La Corte de Apelaciones de Santiago rechazó el recurso presentado por la empresa y determinó que la falta de disponibilidad hídrica impide otorgar nuevos derechos subterráneos. El tribunal respaldó a la autoridad sanitaria tras confirmar que las maniobras pondrían en riesgo la recarga del acuífero Pampa del Tamarugal.
La Corte de Apelaciones de Santiago zanjó un nuevo flanco judicial vinculado a los recursos hídricos en el norte del país. El tribunal rechazó de plano el recurso de reclamación que interpuso la Sociedad Contractual Minera Virginia (SCM Virginia) en contra de la Dirección General de Aguas (DGA). ¿El motivo central? La inexistencia absoluta de disponibilidad hídrica en la comuna de Huara, Región de Tarapacá.
UN ACUÍFERO PROTEGIDO QUE NO SOPORTA MÁS EXTRACCIONES
Todo comenzó cuando la minera recurrió a la vía administrativa para conseguir derechos de aprovechamiento de aguas subterráneas. Tras el portazo inicial de la DGA y un posterior recurso de reconsideración fallido, la empresa llevó el pleito a los tribunales.
En su ofensiva legal, SCM Virginia apuntó a supuestos vicios de procedimiento. Acusaron que la autoridad modificó su criterio sobre la ubicación exacta del pozo y reclamaron un rechazo parcial por un problema de representación legal sin darles el plazo para arreglarlo. También cuestionaron el sustento técnico, afirmando que el área de restricción se había extendido de forma incorrecta.

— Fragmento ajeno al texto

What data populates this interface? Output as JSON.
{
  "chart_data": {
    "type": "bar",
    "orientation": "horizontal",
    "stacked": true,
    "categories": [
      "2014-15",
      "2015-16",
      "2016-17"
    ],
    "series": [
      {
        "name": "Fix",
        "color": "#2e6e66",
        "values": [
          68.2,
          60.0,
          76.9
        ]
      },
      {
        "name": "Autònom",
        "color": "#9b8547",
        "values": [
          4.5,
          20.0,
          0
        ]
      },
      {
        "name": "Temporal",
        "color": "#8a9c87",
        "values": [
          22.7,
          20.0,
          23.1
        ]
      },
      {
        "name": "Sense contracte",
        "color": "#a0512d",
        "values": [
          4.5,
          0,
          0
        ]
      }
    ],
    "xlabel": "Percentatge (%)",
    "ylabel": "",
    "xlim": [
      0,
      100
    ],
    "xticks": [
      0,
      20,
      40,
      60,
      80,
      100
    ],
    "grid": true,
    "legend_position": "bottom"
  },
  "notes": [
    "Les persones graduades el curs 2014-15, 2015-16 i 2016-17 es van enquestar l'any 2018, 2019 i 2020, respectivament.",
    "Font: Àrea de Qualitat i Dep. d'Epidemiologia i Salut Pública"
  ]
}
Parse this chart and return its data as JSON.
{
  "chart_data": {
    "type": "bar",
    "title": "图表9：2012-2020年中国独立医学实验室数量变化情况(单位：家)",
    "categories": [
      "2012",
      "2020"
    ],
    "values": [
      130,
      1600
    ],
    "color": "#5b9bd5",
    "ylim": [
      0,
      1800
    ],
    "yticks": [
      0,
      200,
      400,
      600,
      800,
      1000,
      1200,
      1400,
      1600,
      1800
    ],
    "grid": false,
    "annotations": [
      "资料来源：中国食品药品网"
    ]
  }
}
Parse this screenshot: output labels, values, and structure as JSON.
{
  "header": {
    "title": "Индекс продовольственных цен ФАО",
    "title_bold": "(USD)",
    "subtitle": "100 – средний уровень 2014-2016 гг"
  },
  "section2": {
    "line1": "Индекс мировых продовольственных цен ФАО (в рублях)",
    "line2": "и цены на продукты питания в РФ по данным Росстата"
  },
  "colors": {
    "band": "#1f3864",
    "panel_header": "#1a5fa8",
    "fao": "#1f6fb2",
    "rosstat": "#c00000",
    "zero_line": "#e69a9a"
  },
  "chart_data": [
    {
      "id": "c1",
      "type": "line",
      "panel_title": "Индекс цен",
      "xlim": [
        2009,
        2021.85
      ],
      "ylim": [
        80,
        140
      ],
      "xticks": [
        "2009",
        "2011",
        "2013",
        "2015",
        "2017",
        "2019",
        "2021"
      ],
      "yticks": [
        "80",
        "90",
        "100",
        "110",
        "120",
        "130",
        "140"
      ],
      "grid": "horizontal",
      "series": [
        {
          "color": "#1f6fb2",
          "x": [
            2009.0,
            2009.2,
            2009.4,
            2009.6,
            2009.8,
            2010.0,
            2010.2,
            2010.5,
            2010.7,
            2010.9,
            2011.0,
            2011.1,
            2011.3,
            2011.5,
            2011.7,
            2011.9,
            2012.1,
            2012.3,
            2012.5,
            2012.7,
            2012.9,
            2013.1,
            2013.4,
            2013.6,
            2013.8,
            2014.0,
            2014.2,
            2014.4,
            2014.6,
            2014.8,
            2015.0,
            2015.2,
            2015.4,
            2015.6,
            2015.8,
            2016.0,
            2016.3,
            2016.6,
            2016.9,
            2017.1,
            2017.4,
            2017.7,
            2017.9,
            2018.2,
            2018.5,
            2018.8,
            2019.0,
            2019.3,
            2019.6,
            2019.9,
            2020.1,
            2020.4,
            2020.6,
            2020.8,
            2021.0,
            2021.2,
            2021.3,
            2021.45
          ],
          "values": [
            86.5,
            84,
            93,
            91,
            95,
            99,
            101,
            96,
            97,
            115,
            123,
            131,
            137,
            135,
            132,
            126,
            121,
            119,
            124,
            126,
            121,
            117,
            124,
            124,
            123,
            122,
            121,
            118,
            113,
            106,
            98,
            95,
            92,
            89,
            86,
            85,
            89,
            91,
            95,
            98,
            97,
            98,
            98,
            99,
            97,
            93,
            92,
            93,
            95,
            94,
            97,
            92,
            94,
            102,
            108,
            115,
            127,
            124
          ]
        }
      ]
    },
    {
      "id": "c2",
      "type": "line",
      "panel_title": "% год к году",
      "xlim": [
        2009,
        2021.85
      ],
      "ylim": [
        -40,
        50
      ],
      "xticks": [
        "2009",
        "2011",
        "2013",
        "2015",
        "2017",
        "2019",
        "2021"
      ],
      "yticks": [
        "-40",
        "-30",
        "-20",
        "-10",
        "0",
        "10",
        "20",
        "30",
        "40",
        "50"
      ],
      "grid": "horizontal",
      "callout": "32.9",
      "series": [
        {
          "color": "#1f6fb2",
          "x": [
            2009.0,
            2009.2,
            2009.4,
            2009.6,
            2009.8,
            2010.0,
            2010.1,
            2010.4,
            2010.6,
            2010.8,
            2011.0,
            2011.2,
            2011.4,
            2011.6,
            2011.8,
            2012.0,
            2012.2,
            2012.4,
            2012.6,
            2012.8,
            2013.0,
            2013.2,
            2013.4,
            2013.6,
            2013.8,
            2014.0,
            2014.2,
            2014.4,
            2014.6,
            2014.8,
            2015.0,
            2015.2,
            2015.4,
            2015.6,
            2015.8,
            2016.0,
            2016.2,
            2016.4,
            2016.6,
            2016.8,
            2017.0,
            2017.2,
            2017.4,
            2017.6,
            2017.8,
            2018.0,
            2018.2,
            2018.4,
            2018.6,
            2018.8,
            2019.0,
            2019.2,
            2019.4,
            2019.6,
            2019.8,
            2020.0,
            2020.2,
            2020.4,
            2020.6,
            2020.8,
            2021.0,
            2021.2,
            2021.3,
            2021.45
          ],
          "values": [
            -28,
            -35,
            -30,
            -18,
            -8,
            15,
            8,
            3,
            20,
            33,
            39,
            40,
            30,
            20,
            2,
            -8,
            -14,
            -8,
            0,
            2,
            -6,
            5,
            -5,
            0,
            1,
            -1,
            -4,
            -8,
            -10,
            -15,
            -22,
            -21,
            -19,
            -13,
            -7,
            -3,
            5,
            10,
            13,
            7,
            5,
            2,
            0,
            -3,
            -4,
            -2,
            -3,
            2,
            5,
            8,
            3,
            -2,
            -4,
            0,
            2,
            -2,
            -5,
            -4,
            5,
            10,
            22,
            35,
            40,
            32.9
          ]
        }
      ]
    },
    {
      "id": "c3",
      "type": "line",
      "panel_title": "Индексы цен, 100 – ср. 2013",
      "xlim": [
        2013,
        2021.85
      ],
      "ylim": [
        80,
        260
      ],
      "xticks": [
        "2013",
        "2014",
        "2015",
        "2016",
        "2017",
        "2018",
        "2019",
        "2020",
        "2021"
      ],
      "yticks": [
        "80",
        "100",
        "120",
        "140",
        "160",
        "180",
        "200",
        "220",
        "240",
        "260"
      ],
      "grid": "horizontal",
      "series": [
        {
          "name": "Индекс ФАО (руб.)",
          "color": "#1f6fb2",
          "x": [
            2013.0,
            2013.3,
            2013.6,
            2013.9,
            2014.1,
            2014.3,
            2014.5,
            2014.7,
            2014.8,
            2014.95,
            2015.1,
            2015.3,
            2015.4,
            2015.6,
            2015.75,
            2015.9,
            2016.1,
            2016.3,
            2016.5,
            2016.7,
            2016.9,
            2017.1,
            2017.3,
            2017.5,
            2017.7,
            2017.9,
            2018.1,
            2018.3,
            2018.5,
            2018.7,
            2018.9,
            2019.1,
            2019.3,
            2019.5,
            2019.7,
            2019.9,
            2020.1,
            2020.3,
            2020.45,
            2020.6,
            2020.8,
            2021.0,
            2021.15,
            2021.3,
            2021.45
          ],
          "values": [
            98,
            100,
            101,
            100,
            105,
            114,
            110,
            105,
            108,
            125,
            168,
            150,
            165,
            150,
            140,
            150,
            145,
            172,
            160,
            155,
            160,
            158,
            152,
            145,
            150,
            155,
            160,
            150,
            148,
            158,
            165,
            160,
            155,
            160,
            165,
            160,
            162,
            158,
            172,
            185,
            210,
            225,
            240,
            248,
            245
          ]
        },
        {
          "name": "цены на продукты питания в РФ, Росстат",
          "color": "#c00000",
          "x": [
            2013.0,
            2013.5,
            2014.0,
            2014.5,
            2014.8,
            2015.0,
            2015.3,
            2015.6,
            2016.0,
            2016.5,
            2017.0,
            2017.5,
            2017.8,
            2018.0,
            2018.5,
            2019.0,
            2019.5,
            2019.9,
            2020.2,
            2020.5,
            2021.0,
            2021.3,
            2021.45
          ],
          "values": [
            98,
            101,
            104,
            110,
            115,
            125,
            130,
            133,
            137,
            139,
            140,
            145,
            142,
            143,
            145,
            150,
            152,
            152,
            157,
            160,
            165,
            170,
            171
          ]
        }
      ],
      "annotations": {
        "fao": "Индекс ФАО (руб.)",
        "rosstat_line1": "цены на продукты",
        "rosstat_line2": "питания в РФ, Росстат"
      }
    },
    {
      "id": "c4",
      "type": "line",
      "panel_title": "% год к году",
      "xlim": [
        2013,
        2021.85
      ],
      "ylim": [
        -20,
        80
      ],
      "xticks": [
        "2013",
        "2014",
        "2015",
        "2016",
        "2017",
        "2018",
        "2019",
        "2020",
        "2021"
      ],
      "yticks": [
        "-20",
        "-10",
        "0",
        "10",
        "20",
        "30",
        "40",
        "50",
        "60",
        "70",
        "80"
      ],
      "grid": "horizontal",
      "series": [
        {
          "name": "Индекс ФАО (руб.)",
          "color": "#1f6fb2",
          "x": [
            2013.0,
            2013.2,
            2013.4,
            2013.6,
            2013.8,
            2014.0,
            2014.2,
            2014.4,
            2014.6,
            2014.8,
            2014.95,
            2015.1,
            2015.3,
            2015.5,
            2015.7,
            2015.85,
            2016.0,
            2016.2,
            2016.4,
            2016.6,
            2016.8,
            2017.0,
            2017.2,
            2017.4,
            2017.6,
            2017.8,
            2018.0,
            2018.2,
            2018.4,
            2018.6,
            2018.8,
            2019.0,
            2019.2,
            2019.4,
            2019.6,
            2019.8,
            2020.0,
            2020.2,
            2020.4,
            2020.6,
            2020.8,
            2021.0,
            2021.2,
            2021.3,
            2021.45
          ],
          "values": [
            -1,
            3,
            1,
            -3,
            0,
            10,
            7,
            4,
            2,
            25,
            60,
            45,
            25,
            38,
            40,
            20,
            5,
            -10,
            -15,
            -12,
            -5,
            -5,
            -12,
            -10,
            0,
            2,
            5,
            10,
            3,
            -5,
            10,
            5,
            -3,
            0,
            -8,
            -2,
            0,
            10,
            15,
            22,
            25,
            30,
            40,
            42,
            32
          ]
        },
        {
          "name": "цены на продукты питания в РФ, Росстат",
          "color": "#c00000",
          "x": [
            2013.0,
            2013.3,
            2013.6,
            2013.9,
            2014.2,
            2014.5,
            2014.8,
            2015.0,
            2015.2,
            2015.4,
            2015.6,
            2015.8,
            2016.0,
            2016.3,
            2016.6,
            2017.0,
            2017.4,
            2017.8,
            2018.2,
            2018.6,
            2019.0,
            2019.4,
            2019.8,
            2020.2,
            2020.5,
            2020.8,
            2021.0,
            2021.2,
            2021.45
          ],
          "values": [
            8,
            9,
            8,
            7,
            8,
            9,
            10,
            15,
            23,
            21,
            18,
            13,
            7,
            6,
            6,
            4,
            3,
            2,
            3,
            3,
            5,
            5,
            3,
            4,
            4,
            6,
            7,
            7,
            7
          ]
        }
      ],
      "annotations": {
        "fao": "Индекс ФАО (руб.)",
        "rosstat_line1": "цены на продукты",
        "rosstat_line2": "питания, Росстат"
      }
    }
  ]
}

EL TRIBUNAL PRIORIZA EL PRINCIPIO PREVENTIVO Y TÉCNICO
Sin embargo, los ministros desarmaron cada uno de los argumentos de la compañía. Los informes técnicos de la DGA demostraron con números en la mano que extraer agua desde el Pozo Aroma 3 reduciría la recarga del acuífero Pampa del Tamarugal, un sector declarado área de restricción desde el año 2009.
La Corte recordó que el artículo 137 del Código de Aguas funciona exclusivamente como un control de legalidad y no como una ventana para discutir el mérito técnico de las evaluaciones hechas por los especialistas.
UN OBSTÁCULO LEGAL Y FÍSICO INQUEBRANTABLE
Frente a los reclamos formales por la personería jurídica, el fallo sentenció que ese detalle burocrático no invalidaba el fondo del asunto. El obstáculo principal es físico y legal: simplemente no hay agua disponible.
La obligación del Estado de resguardar un área de restricción frente a extracciones que merman su caudal se alinea de forma directa con el principio preventivo y de conservación del recurso hídrico. Con este criterio, la actuación de la DGA quedó totalmente respaldada y el recurso de la minera fue rechazado en todas sus partes.